On Wednesday I was in the wean-finish barns of a modest sized production system. All of these barns house 2450 pigs per room and are generally 70 ft wide. At all of the sites, there were 2 rows of ‘misters’, whether the facility was a large pen design or small pen design.
At the last stop of the day we spent time observing pig behavior as the ‘misters’ cycled on and off. At sites earlier in the day we had talked about options to increase the area of coverage in a pen, but at this site with market ready pigs the lack of coverage was obvious.
In the barn it occurred to me that we always had 2 rows of ‘misters’ when our barns were 40 ft wide. Now 70 ft wide facilities are common and the barns in this system were still only providing 2 rows of misters. With a ‘mister’ above every pen they’ve gone from providing a one ‘mister’ per 25-27 pigs to providing one ‘mister’ per 45-47 pigs. As we watched pigs fight to get under the ‘mister’ it became obvious where the production limit in the barn was this week.
By now you should have noted that I have quotation marks around ‘mister’. In the barns yesterday the nozzles installed put out a semi-fine mist. Even with a 2 minute ON time, a majority of the pigs that could access the wet area of the pen only had the hair on their bodies wet.
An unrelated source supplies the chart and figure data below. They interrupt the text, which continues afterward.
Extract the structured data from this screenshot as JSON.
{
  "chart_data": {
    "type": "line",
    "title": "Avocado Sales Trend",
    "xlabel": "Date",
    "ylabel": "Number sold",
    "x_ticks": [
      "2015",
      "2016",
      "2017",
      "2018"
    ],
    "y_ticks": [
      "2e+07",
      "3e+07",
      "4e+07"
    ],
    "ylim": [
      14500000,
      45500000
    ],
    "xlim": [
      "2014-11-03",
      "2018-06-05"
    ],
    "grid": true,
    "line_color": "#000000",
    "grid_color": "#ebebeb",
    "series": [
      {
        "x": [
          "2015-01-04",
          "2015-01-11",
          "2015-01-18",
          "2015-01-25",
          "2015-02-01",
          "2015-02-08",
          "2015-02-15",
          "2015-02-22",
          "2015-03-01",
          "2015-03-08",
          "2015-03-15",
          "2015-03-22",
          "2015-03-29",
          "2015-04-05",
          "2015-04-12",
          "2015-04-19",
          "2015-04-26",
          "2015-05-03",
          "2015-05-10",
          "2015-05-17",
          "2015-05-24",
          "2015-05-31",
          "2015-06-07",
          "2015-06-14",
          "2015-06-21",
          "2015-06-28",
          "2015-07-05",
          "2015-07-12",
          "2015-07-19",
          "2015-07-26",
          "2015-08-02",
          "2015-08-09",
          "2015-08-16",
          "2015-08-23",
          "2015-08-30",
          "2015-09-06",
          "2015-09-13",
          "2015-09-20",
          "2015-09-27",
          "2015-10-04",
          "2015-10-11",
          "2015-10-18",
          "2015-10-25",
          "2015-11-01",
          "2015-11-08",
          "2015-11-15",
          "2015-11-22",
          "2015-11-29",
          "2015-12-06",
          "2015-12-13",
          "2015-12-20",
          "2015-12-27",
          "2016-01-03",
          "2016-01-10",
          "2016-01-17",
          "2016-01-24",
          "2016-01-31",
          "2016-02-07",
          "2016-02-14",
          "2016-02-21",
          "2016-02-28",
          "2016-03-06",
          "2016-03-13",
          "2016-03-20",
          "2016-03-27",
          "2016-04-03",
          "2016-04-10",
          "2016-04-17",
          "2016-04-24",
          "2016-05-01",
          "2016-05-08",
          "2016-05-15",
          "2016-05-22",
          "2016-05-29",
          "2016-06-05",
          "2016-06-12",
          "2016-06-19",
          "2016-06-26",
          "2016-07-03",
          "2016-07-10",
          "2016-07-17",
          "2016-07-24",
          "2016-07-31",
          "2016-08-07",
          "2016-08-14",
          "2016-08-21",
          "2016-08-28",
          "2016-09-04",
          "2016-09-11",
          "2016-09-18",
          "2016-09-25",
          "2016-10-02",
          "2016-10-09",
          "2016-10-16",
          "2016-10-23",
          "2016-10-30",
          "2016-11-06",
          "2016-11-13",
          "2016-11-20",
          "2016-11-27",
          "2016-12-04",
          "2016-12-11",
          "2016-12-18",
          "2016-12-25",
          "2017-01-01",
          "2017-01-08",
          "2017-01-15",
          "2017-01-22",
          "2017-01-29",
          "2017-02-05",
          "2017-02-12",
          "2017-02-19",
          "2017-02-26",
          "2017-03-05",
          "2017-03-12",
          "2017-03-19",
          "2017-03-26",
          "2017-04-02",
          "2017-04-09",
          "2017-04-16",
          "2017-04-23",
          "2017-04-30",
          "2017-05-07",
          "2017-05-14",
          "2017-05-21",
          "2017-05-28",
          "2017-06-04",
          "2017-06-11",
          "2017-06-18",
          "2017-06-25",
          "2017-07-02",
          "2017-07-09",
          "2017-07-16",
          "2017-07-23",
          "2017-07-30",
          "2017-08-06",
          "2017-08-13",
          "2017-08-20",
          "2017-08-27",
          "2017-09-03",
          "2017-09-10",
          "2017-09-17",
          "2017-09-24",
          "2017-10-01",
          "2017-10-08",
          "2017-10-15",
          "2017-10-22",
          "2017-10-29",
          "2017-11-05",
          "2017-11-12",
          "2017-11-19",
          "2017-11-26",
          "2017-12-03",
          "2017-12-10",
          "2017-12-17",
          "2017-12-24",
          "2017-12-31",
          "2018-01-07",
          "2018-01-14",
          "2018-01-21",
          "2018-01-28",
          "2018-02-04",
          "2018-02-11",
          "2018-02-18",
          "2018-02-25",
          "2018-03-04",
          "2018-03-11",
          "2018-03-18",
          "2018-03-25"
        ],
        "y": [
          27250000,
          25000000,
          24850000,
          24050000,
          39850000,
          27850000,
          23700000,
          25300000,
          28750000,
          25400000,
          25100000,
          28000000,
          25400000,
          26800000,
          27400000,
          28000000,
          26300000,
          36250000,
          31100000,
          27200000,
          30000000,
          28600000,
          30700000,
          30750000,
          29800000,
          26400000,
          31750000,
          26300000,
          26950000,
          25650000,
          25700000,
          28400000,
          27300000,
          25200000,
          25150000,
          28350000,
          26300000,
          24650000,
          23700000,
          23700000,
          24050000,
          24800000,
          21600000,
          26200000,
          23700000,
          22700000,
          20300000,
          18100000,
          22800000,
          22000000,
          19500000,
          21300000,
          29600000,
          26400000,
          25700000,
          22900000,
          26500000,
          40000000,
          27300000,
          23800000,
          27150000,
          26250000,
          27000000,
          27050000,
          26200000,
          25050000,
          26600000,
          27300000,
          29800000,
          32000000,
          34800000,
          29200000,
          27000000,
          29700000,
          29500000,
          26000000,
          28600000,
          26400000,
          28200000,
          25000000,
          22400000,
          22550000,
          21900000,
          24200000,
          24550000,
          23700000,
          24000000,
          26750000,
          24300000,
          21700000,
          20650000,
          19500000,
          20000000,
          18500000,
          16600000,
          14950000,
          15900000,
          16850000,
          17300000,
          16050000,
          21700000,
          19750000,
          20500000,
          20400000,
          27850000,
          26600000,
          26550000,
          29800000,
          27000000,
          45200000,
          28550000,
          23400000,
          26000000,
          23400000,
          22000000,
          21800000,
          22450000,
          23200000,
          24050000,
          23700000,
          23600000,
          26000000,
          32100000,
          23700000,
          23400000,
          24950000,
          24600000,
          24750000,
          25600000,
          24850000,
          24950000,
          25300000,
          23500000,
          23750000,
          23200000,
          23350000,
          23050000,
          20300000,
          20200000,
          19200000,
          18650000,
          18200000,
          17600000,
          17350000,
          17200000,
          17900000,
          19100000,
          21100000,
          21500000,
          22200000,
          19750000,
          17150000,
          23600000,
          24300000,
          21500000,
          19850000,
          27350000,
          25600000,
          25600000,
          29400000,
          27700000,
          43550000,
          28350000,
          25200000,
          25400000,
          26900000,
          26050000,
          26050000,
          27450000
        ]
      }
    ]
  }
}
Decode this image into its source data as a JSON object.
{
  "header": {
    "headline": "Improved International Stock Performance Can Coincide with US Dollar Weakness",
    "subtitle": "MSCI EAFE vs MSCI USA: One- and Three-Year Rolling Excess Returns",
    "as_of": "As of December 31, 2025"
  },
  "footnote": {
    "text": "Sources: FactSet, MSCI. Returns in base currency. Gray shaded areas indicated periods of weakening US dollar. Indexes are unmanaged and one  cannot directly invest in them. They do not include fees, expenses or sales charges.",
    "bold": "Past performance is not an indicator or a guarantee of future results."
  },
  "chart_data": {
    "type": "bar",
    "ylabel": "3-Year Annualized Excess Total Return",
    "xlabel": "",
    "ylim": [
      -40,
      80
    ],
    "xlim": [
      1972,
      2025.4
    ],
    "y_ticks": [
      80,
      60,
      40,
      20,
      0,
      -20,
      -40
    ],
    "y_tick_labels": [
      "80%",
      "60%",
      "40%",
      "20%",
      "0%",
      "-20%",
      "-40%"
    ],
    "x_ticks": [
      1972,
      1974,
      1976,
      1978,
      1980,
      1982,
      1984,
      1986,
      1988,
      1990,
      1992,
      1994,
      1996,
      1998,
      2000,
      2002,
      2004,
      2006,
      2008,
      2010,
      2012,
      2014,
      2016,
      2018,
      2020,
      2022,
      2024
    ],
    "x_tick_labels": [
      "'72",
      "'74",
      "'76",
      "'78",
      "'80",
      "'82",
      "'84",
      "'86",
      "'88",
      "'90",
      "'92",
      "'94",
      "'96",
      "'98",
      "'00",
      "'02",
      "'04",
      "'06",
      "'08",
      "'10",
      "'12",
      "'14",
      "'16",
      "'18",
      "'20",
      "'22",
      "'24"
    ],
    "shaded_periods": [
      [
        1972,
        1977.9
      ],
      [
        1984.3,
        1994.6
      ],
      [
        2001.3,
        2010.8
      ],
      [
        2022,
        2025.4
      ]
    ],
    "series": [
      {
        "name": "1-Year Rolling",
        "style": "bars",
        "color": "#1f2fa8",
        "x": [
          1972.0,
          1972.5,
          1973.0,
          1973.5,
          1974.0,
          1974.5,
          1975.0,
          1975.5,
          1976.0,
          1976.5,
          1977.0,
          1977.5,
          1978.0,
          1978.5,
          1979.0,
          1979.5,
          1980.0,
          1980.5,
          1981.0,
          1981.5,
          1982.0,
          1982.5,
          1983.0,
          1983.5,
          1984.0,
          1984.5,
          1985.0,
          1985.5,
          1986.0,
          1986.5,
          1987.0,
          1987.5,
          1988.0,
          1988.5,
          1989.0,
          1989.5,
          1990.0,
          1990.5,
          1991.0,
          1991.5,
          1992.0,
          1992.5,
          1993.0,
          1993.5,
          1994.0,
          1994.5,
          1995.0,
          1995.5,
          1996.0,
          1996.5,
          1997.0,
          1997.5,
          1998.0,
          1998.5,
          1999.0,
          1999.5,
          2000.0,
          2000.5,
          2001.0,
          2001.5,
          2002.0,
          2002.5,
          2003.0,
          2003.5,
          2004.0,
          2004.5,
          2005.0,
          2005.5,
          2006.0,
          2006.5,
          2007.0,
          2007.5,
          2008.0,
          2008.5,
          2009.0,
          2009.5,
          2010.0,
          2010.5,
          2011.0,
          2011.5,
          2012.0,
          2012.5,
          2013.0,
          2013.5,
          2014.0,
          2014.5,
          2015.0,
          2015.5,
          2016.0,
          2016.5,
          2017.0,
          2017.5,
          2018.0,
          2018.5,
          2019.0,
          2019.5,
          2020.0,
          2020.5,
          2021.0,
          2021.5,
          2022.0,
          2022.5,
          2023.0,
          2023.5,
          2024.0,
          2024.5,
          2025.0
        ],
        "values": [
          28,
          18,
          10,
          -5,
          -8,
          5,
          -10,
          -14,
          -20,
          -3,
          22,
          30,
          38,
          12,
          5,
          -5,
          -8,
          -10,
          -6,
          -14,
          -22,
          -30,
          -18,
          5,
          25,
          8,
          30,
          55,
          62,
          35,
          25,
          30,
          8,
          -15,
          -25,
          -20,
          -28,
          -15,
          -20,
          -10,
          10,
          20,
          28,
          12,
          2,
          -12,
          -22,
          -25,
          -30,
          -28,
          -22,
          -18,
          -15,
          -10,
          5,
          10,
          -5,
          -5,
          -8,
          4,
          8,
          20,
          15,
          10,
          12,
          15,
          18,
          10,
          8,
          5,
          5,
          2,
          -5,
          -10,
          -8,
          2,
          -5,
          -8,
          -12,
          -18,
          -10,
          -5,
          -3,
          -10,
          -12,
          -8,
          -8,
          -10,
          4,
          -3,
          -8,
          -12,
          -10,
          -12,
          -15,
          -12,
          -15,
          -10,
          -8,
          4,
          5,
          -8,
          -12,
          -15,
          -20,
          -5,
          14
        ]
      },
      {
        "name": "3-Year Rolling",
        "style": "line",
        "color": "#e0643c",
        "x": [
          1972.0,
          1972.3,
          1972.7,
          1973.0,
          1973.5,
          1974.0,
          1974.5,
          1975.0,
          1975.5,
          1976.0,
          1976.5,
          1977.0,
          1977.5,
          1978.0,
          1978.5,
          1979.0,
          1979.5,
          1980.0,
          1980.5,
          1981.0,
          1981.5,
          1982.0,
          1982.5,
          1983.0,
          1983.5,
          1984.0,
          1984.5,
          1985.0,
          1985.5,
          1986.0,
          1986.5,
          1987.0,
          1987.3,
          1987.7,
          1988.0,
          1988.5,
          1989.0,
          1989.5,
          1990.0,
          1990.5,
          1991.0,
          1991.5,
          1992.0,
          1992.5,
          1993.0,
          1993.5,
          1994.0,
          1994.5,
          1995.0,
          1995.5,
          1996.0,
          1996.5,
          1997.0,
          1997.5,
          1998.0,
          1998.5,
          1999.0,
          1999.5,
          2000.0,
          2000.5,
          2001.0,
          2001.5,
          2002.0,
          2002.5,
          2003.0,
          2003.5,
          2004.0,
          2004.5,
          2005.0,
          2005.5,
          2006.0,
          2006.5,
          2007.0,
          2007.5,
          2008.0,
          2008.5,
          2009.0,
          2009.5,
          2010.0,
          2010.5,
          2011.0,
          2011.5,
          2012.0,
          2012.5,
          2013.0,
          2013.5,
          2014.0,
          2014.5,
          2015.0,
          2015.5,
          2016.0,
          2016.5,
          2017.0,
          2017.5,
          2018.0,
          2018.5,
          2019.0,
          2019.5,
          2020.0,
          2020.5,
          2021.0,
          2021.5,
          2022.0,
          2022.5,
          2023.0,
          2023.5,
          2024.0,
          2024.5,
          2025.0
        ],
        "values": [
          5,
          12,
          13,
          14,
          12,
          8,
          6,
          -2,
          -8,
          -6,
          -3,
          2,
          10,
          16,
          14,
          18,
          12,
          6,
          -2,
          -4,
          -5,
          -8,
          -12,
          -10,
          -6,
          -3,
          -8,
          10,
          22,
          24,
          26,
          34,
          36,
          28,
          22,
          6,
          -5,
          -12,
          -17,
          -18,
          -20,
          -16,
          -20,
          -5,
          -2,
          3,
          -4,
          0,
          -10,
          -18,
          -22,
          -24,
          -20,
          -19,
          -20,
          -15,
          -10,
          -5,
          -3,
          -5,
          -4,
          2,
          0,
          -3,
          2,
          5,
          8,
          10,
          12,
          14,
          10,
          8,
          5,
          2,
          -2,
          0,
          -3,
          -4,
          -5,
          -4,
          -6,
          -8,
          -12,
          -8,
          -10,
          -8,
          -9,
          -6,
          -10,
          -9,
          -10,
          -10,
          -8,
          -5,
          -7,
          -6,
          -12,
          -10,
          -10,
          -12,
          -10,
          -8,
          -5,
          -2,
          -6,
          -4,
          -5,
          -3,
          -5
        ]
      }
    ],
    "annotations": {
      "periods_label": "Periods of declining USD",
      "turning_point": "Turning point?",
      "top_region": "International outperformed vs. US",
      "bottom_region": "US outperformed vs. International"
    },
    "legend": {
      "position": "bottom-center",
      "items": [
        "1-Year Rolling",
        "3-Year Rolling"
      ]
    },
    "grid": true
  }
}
As we went through pens and rubbed pigs, many of the pigs that were under the ‘misters’ had a skin surface that wasn’t very wet.
The goal of wetting the pigs should be to get the water down on the skin, not setting on the hairs of the pig above the skin surface. This takes large droplet sizes. Data from Kansas State University more than 30 years ago demonstrated that while ‘misting’ pigs is better than doing nothing, it is not nearly as effective as ensuring the water reaches the skin surface so that the pig cools by evaporating the water.
Our experiences yesterday reconfirmed the need to install the correct equipment in grow-finish facilities to assist the pig with cooling during days and nights such as we’re experiencing this week. Strive for 50- 60% pen coverage with your water additions and make the droplet size large enough to reach the skin surface. While the mist may ‘feel good’ to us, our concern should be the appropriate conditions to help the pig in the housing arena we provide.
You also need to review your controller settings. In many of the production facilities yesterday the controllers were set to turn off the water additions at 10 pm and begin wetting again at 6 am. Barns are still very hot at 10 pm. I generally recommend wetting pigs until 1-2 am. You don’t need to start at 6 am as that is when the daily lows occur for air temperature. Again – the cooling mechanisms we provide for growing pigs need to match the conditions and timing of when the heat relief is needed.